Joe Conason's Journal

In the U.K., even conservatives criticize Bush's foreign policy decisions.

Published December 1, 2003 7:09PM (EST)

An unabashed hawk's unvarnished warning
The Bush administration's apologists like to pretend that harsh assessments of its foreign policy are confined to the most ideological or anti-American media outlets. But as Andrew Neil proved in yesterday's Scotsman, such criticism is no longer confined to the most ideological or hostile media outlets (if it ever was). A former Tory Party staffer who has worked in America, Neil has ample conservative credentials -- and during the months leading to the invasion of Iraq, he established himself as one of the United Kingdom's most voluble hawks. The former Murdoch editor is rightly concerned about the progress of the war against Islamist terror, and he doesn't flinch from admitting that he is deeply disturbed by what he learned during a recent visit to Washington:

"President Bush's bold Thanksgiving trip to Baghdad gave U.S. troops a much-needed fillip and he said all the right things. But behind the scenes the war on terror is going badly wrong in its two main theatres ...

"Take Afghanistan first. You don't read or see much about it these days. The reality is grim. The Taliban is resurgent; al-Qaida is there too, but not as relevant as it was. Attacks on aid workers are soaring; many are refusing to leave the urban areas. The warlords are back in control of the countryside, where opium production is already above pre-invasion levels ...

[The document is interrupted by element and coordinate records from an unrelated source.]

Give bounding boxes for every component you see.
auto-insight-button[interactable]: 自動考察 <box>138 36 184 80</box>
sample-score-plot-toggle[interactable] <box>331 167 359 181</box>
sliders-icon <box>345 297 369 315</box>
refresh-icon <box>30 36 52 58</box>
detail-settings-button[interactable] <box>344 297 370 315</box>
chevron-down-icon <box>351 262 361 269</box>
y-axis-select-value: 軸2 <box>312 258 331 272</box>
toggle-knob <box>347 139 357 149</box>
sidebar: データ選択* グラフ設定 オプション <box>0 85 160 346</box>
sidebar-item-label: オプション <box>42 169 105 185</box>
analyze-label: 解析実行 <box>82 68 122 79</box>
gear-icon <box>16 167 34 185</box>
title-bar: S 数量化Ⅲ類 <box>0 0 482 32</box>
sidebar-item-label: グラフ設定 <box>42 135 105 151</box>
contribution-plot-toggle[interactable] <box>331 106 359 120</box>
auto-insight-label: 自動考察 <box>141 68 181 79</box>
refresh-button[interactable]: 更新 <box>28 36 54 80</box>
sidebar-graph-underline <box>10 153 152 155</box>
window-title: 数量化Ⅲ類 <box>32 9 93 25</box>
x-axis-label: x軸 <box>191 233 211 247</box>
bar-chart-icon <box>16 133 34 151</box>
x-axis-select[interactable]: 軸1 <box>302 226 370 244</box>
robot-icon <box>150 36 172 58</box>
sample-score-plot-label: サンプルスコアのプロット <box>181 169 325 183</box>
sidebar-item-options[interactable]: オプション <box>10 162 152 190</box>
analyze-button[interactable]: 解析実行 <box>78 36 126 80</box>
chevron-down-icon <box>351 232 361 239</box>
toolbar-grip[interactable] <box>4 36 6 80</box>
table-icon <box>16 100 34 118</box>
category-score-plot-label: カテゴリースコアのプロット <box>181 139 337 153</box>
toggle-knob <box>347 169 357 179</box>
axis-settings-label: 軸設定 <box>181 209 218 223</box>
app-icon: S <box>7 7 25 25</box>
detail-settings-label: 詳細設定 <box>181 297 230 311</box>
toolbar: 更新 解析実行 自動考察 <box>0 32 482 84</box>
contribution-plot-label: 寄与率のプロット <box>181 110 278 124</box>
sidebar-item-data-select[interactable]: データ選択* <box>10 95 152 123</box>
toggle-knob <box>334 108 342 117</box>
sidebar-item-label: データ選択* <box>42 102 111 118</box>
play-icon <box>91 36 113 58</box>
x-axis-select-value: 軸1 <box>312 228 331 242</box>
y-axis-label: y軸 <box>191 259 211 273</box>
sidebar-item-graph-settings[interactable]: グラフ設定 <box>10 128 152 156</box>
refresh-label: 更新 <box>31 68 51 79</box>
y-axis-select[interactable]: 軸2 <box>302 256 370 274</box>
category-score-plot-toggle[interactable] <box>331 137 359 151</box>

"The Taliban regularly mounts attacks in the rural areas and is expected to hit urban centres with greater force. 'If they knew how weak we were,' confided one intelligence source, 'they would have done it already.' Coalition forces are confined to Vietnam-style strategic hamlets from which they emerge for operations only in great force, before returning to their enclaves. [Afghan president] Hamid Karzai's grip on power is tenuous ...

"Yet despite the deteriorating situation in Afghanistan, a huge amount of U.S. military assets have been shifted to Iraq. The Germans now make up the biggest part of the coalition forces along with various other European contingents. Washington fears they will not stay for long when casualties start to mount. 'The prognosis for Afghanistan is miserable,' was how one U.S. intelligence source concluded his briefing."

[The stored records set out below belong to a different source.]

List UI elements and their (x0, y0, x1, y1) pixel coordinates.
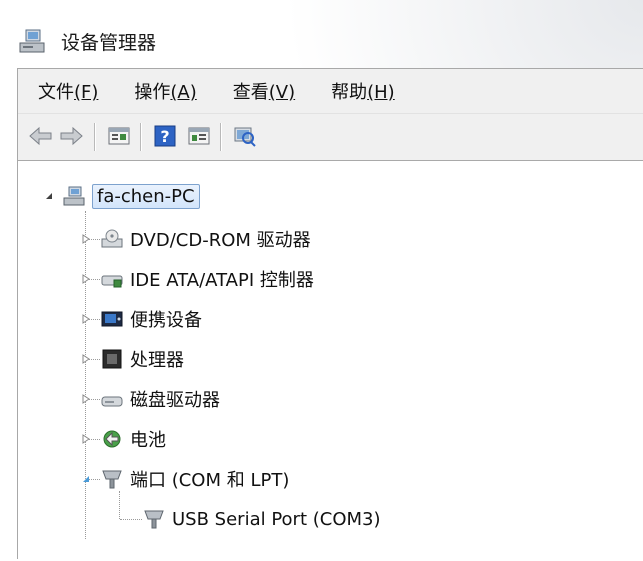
disk-drive-icon (101, 396, 123, 407)
collapse-arrow-icon[interactable] (44, 191, 54, 201)
port-icon (102, 470, 122, 489)
toolbar: ? (18, 113, 643, 161)
menu-action[interactable]: 操作(A) (134, 78, 196, 104)
tree-item-dvd[interactable]: DVD/CD-ROM 驱动器 (100, 224, 311, 254)
tree-child-usb-serial[interactable]: USB Serial Port (COM3) (142, 504, 381, 534)
expand-arrow-icon[interactable] (81, 234, 91, 244)
tree-item-portable[interactable]: 便携设备 (100, 304, 202, 334)
svg-text:?: ? (160, 127, 169, 146)
tree-item-ports[interactable]: 端口 (COM 和 LPT) (100, 464, 289, 494)
menu-bar: 文件(F) 操作(A) 查看(V) 帮助(H) (18, 69, 643, 113)
menu-help[interactable]: 帮助(H) (331, 78, 395, 104)
menu-view[interactable]: 查看(V) (233, 78, 295, 104)
tree-item-ide[interactable]: IDE ATA/ATAPI 控制器 (100, 264, 314, 294)
computer-icon (19, 29, 45, 53)
battery-icon (103, 430, 121, 448)
processor-icon (102, 349, 122, 369)
expand-arrow-icon[interactable] (81, 354, 91, 364)
expand-arrow-icon[interactable] (81, 274, 91, 284)
tree-root-label: fa-chen-PC (92, 183, 200, 209)
details-icon[interactable] (186, 124, 212, 148)
ide-controller-icon (101, 275, 123, 288)
forward-arrow-icon[interactable] (58, 124, 84, 148)
computer-icon (63, 186, 85, 206)
scan-hardware-icon[interactable] (232, 124, 258, 148)
device-manager-window: 文件(F) 操作(A) 查看(V) 帮助(H) ? fa-chen-PC DVD… (17, 68, 643, 559)
tree-item-processor[interactable]: 处理器 (100, 344, 184, 374)
port-icon (144, 510, 164, 529)
expand-arrow-icon[interactable] (81, 394, 91, 404)
expand-arrow-icon[interactable] (81, 314, 91, 324)
tree-item-battery[interactable]: 电池 (100, 424, 166, 454)
window-title: 设备管理器 (61, 32, 157, 54)
menu-file[interactable]: 文件(F) (38, 78, 98, 104)
title-bar: 设备管理器 (0, 0, 643, 72)
tree-root[interactable]: fa-chen-PC (62, 181, 200, 211)
expand-arrow-icon[interactable] (81, 434, 91, 444)
portable-device-icon (101, 311, 123, 327)
help-icon[interactable]: ? (152, 124, 178, 148)
properties-icon[interactable] (106, 124, 132, 148)
back-arrow-icon[interactable] (28, 124, 54, 148)
dvd-drive-icon (101, 229, 123, 248)
collapse-arrow-icon[interactable] (81, 474, 91, 484)
tree-item-disk[interactable]: 磁盘驱动器 (100, 384, 220, 414)
device-tree: fa-chen-PC DVD/CD-ROM 驱动器 IDE ATA/ATAPI … (18, 161, 643, 561)
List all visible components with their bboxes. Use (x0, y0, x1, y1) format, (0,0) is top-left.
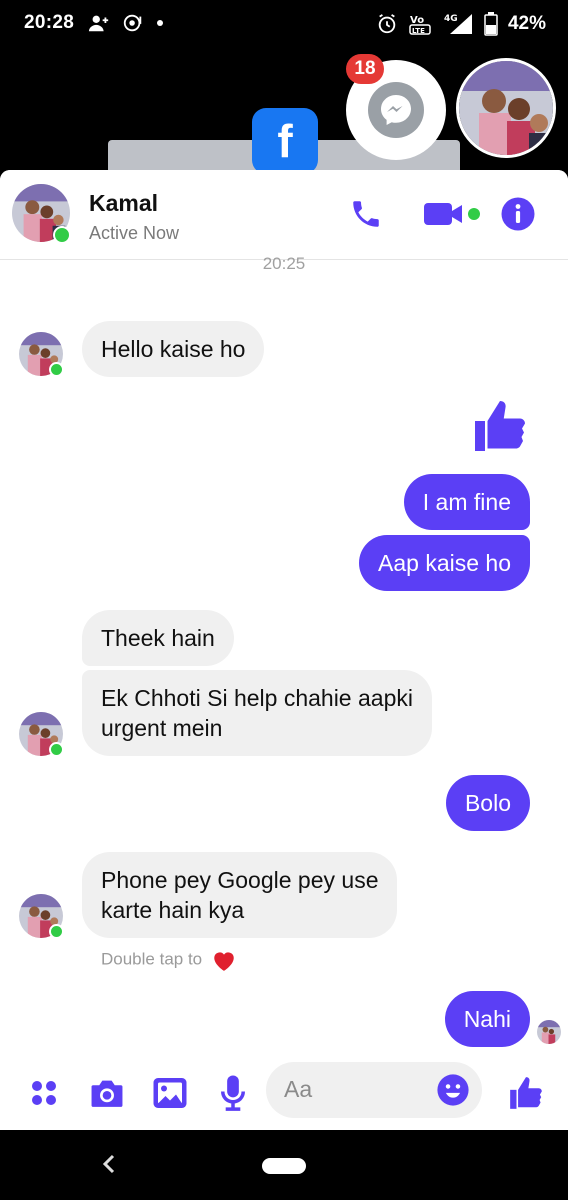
outgoing-message[interactable]: Bolo (445, 775, 530, 831)
message-composer: Aa (0, 1058, 568, 1130)
notification-dot-icon (157, 20, 163, 26)
message-timestamp: 20:25 (262, 254, 306, 273)
message-line: Phone pey Google pey use (101, 867, 379, 893)
alarm-icon (378, 14, 396, 34)
microphone-icon (221, 1075, 245, 1111)
incoming-message[interactable]: Phone pey Google pey use karte hain kya (82, 852, 398, 938)
outgoing-message[interactable]: Nahi (444, 991, 530, 1047)
online-indicator (49, 742, 64, 757)
contact-status: Active Now (89, 223, 180, 243)
add-user-icon (88, 15, 109, 32)
online-indicator (49, 924, 64, 939)
more-actions-button[interactable] (24, 1073, 64, 1113)
system-nav-bar (0, 1130, 568, 1200)
emoji-icon[interactable] (436, 1073, 470, 1107)
sent-like[interactable] (470, 396, 530, 461)
thumbs-up-icon (510, 1077, 542, 1109)
chat-header: Kamal Active Now (0, 170, 568, 260)
status-bar: 20:28 Vo LTE 4G 42% (0, 0, 568, 46)
online-indicator (49, 362, 64, 377)
outgoing-message[interactable]: I am fine (403, 474, 530, 530)
signal-icon: 4G (444, 14, 472, 34)
info-button[interactable] (498, 194, 538, 234)
voice-button[interactable] (213, 1073, 253, 1113)
unread-badge: 18 (346, 54, 384, 84)
camera-icon (91, 1080, 123, 1107)
avatar-image (537, 1020, 561, 1044)
chat-panel: Kamal Active Now 20:25 Hello kaise ho I … (0, 170, 568, 1130)
outgoing-message[interactable]: Aap kaise ho (359, 535, 530, 591)
message-input-placeholder: Aa (284, 1076, 313, 1102)
home-button[interactable] (262, 1158, 306, 1174)
phone-icon (353, 201, 379, 227)
contact-name[interactable]: Kamal (89, 190, 158, 217)
incoming-message[interactable]: Theek hain (82, 610, 234, 666)
video-icon (424, 203, 480, 225)
call-button[interactable] (346, 194, 386, 234)
svg-text:LTE: LTE (412, 27, 425, 35)
reaction-hint: Double tap to (101, 948, 237, 972)
network-label: 4G (444, 14, 458, 24)
thumbs-up-icon (475, 401, 525, 451)
camera-button[interactable] (87, 1073, 127, 1113)
reaction-hint-text: Double tap to (101, 949, 203, 969)
facebook-icon: f (252, 108, 318, 174)
message-line: Ek Chhoti Si help chahie aapki (101, 685, 413, 711)
heart-icon (214, 952, 234, 971)
battery-icon (484, 12, 498, 36)
contact-chat-head[interactable] (456, 58, 556, 158)
volte-icon: VoLTE (409, 15, 431, 35)
gallery-icon (153, 1078, 187, 1108)
message-input[interactable]: Aa (266, 1062, 482, 1118)
incoming-message[interactable]: Ek Chhoti Si help chahie aapki urgent me… (82, 670, 432, 756)
status-time: 20:28 (24, 12, 75, 33)
seen-avatar (537, 1020, 561, 1044)
hotspot-icon (123, 14, 142, 32)
online-indicator (53, 226, 71, 244)
messenger-icon (368, 82, 424, 138)
message-line: karte hain kya (101, 897, 245, 923)
info-icon (501, 197, 535, 231)
video-call-button[interactable] (420, 194, 484, 234)
contact-photo (459, 61, 553, 155)
send-like-button[interactable] (506, 1073, 546, 1113)
incoming-message[interactable]: Hello kaise ho (82, 321, 265, 377)
back-icon[interactable] (98, 1150, 120, 1178)
menu-dots-icon (32, 1081, 56, 1105)
message-line: urgent mein (101, 715, 223, 741)
battery-level: 42% (507, 13, 546, 34)
gallery-button[interactable] (150, 1073, 190, 1113)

Neil's interlocutors weren't much more optimistic about Iraq, where he describes an insurgency that is gradually achieving its aims against our forces by driving out the United Nations and the Red Cross and targeting American allies. By contrast, according to Neil's sources, the U.S. occupying force is hampered by poor intelligence and insufficient force. And despite all the bravado heard from the White House, Neil senses that a bugout, for political reasons, may be imminent:

"Now it is the Americans themselves who seem to be in a rush for the exit. On Sept. 22 Condoleezza Rice, the president's national security adviser, attacked France for suggesting a speedier transfer of power to Iraqis. Yet since President Bush summoned Paul Bremer, his Iraqi governor general, to the White House, that is exactly what is happening. Bush wants a substantial withdrawal of U.S. forces before next November's elections. Former Pentagon favourite, Ahmad Chalabi, is dismayed: 'The whole thing [the speedier transfer of power] was set up so President Bush could come to the [Baghdad] airport in October [2004] for a ceremony to congratulate the new Iraqi government.'"

Finally, he warns that the administration's bungled policy is leading toward disaster: "No wonder the neo-conservatives in the Bush administration are in retreat: their policy of replacing Middle East tyrants with democracy and functioning economies is in grave danger of falling at the first hurdle, largely from lack of American willpower. The consequences of defeat and retreat, of course, are so grave that I cannot believe any U.S. president can contemplate it for long, but what exactly Bush plans to do about it is a mystery which nobody I met in Washington was able to resolve."